Several methods are available for human papilloma virus (HPV) treatment, including freezing the resulting genital warts, a surgical procedure that removes cells at the end of the cervix, and other minor surgeries. In some cases, medication can be used to treat external warts caused by the HPV virus. There is no cure for HPV.
One human papilloma virus treatment involves cryosurgery, or freezing the warts that appear in people who carry the virus. A doctor uses a carbon dioxide-cooled device called a cryoprobe to kill the tissue of abnormal cells in the vaginal and penile areas. The procedure is done in a doctor's office without anesthesia. If genital warts are numerous, they may removed with a surgical knife. Once the genital warts have been frozen, they cannot be tested for abnormal cells, which is a disadvantage to this type of treatment.
Another common human papilloma virus treatment involves loop electrosurgical excision (LEEP) of suspicious cells. LEEP surgery uses a thin, electrified wire loop to remove abnormal tissue from the cervix that could develop into cervical cancer if left untreated. A physician uses an iodine solution to make the cells appear more prominent, and numbs the cervix with an injection. The surgery is normally done in a doctor's office or clinic on an outpatient basis.
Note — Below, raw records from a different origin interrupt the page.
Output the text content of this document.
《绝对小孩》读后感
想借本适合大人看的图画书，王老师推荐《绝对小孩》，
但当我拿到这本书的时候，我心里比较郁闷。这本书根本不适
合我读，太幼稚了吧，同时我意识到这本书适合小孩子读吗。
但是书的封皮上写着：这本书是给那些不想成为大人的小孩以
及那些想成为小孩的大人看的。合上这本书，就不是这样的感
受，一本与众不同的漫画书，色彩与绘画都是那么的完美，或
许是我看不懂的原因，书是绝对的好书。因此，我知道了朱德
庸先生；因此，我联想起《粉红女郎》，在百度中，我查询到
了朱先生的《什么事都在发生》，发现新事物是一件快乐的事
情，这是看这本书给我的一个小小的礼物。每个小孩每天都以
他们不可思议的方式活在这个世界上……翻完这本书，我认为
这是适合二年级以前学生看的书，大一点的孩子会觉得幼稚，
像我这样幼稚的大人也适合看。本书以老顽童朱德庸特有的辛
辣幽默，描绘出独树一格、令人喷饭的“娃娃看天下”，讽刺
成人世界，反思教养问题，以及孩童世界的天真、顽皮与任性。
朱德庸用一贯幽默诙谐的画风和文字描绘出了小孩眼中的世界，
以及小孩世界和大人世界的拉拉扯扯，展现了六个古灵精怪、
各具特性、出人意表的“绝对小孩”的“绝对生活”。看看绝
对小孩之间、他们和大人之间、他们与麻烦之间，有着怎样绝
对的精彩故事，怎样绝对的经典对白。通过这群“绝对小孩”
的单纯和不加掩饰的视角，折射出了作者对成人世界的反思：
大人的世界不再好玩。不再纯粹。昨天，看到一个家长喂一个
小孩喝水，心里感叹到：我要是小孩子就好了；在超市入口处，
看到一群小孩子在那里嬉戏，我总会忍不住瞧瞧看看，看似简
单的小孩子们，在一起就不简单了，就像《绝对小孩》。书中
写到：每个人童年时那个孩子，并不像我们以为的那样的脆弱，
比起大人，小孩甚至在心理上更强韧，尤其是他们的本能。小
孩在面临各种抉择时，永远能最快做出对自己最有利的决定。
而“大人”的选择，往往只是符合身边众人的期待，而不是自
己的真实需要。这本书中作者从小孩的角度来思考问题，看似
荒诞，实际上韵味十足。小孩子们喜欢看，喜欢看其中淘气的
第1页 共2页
Chemicals applied topically provide another option for human papilloma virus treatment. Some of these creams can be applied by the patient in the privacy of his or her home to kill genital warts over time. Chemical treatments applied in the doctor's office may cause burning of the tissue surrounding the warts, and often has to be repeated. Some of these chemicals cannot be used on pregnant women.
HPV is the most common sexually transmitted disease affecting both men and woman. It can produce warts in the genital area or mouth. Warts can appear weeks or months after sexual contact with an infected person even if the partner has no visible signs of genital warts. In most cases, the body's immune system fights the infection and human papillomavirus treatment is not required.
Of the 40 different types of HPV infection, some may cause cervical or other types of cancer. There is no test to determine who will develop cancer from the virus. Cervical cancer normally does not produce symptoms until it is quite advanced, but early screening through annual pap smears can usually detect abnormal cells before they mutate into cancerous cells. When abnormal cells are discovered, a doctor can use one of the various human papilloma virus treatment options available.